一种基于Scrapy的数据爬取方法、系统、终端设备及存储介质,该方法包括:在爪哇脚本对象简谱JSON文件中对基于Scrapy框架的爬虫文件的配置参数进行定义(S400);对所述JSON文件进行命名,创建爬虫文件,并将所述爬虫文件的名称按照所述JSON文件的名称进行命名(S402);将所述JSON文件的配置参数导入所述爬虫文件(S404);运行导入配置参数后的爬虫文件,爬取网页数据(S406)。上述方法能够通过JSON文件定义Scrapy文件的配置参数,JSON文件集合了一个爬虫文件所需的配置文件,提高代码编写效率,降低漏洞数量,提高爬取网页数据的效果。

Description

基于Scrapy的数据爬取方法、系统、终端设备及存储介质
本申请要求于2019年4月12日提交中国专利局、申请号为201910294765.3、发明名称为“基于Scrapy的数据爬取方法、终端设备及计算机可读存储介质”的中国专利申请的优先权,其全部内容通过引用结合在申请中。
技术领域
本申请涉及数据爬取技术领域,尤其涉及一种基于Scrapy的数据爬取方法、系统、终端设备及存储介质。
背景技术
随着信息社会的快速发展,互联网上的数据越来越多,为获取有用信息,目前常常通过网络爬虫技术爬取有用数据。现有爬虫技术中,基于Scrapy的爬虫框架的使用过程中,对于多个网站的爬取要重复编写代码;在编写代码过程中,除了需要分析代码的逻辑,还需要解析网页的规则,会影响网页规则的正确率;另外,发明人意识到Scrapy爬虫框架功能开关及注意点过于分散,分布在各个层级下的文件中,在使用Scrapy爬虫框架爬取数据的过程,很有可能会出现漏洞。
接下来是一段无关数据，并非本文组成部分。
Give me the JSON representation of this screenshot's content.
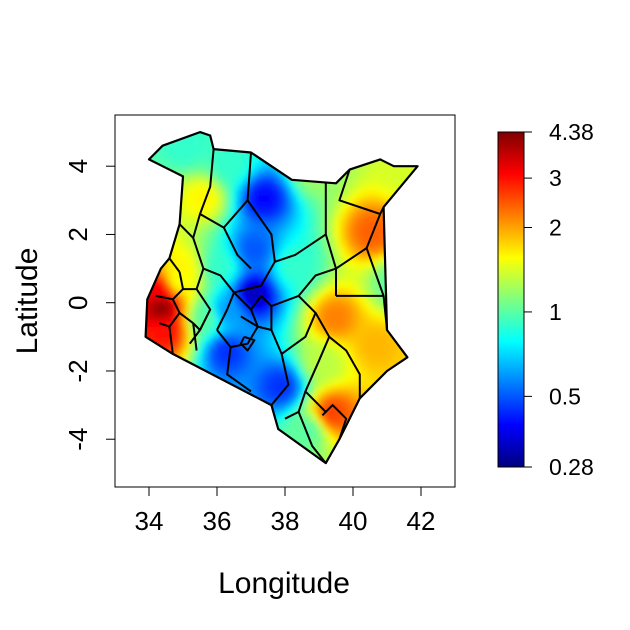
{
  "chart_data": {
    "type": "heatmap",
    "subtype": "choropleth-map",
    "region": "Kenya",
    "xlabel": "Longitude",
    "ylabel": "Latitude",
    "xlim": [
      33,
      43
    ],
    "ylim": [
      -5.4,
      5.5
    ],
    "x_ticks": [
      34,
      36,
      38,
      40,
      42
    ],
    "y_ticks": [
      -4,
      -2,
      0,
      2,
      4
    ],
    "grid": false,
    "colorbar": {
      "position": "right",
      "scale": "log",
      "min": 0.28,
      "max": 4.38,
      "ticks": [
        0.28,
        0.5,
        1,
        2,
        3,
        4.38
      ],
      "tick_labels": [
        "0.28",
        "0.5",
        "1",
        "2",
        "3",
        "4.38"
      ],
      "colors": [
        "#00007f",
        "#0000ff",
        "#007fff",
        "#00ffff",
        "#7fff7f",
        "#ffff00",
        "#ff7f00",
        "#ff0000",
        "#7f0000"
      ]
    },
    "surface_points": [
      {
        "lon": 34.3,
        "lat": -0.2,
        "value": 4.2
      },
      {
        "lon": 34.2,
        "lat": 0.3,
        "value": 3.2
      },
      {
        "lon": 34.4,
        "lat": -0.9,
        "value": 3.0
      },
      {
        "lon": 34.8,
        "lat": 0.6,
        "value": 1.5
      },
      {
        "lon": 34.9,
        "lat": 0.9,
        "value": 1.6
      },
      {
        "lon": 35.5,
        "lat": 3.0,
        "value": 1.6
      },
      {
        "lon": 35.0,
        "lat": 4.5,
        "value": 0.9
      },
      {
        "lon": 36.3,
        "lat": 4.0,
        "value": 0.9
      },
      {
        "lon": 37.3,
        "lat": 3.0,
        "value": 0.4
      },
      {
        "lon": 37.0,
        "lat": 1.5,
        "value": 0.5
      },
      {
        "lon": 37.0,
        "lat": 0.2,
        "value": 0.33
      },
      {
        "lon": 36.2,
        "lat": -0.3,
        "value": 0.6
      },
      {
        "lon": 36.2,
        "lat": -1.5,
        "value": 0.45
      },
      {
        "lon": 37.8,
        "lat": -2.5,
        "value": 0.45
      },
      {
        "lon": 38.6,
        "lat": -3.8,
        "value": 1.0
      },
      {
        "lon": 38.2,
        "lat": 1.0,
        "value": 0.9
      },
      {
        "lon": 38.8,
        "lat": 3.8,
        "value": 1.2
      },
      {
        "lon": 40.5,
        "lat": 2.0,
        "value": 2.4
      },
      {
        "lon": 41.5,
        "lat": 3.8,
        "value": 1.4
      },
      {
        "lon": 39.4,
        "lat": -0.5,
        "value": 2.2
      },
      {
        "lon": 40.6,
        "lat": -1.3,
        "value": 1.9
      },
      {
        "lon": 39.3,
        "lat": -3.3,
        "value": 2.6
      },
      {
        "lon": 39.0,
        "lat": -1.8,
        "value": 1.3
      },
      {
        "lon": 41.2,
        "lat": 0.5,
        "value": 1.0
      },
      {
        "lon": 36.0,
        "lat": 1.0,
        "value": 0.9
      },
      {
        "lon": 35.6,
        "lat": -0.5,
        "value": 1.0
      }
    ]
  }
}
因此基于Scrapy框架的使用过程中,存在爬取数据的效果比较差的问题。
发明内容
有鉴于此,本申请提出一种基于Scrapy的数据爬取方法、系统、终端设备及存储介质,以解决基于Scrapy框架的使用过程中,存在爬取数据的效果比较差的问题。
首先,为实现上述目的,本申请提出一种基于Scrapy的数据爬取方法,该方法包括步骤:在爪哇脚本对象简谱JSON文件中对基于Scrapy框架的爬虫文件的配置参数进行定义;对所述JSON文件进行命名,创建爬虫文件,并将所述爬虫文件的名称按照所述JSON文件的名称进行命名;将所述JSON文件的配置参数导入所述爬虫文件;运行导入配置参数后的爬虫文件,爬取网页数据。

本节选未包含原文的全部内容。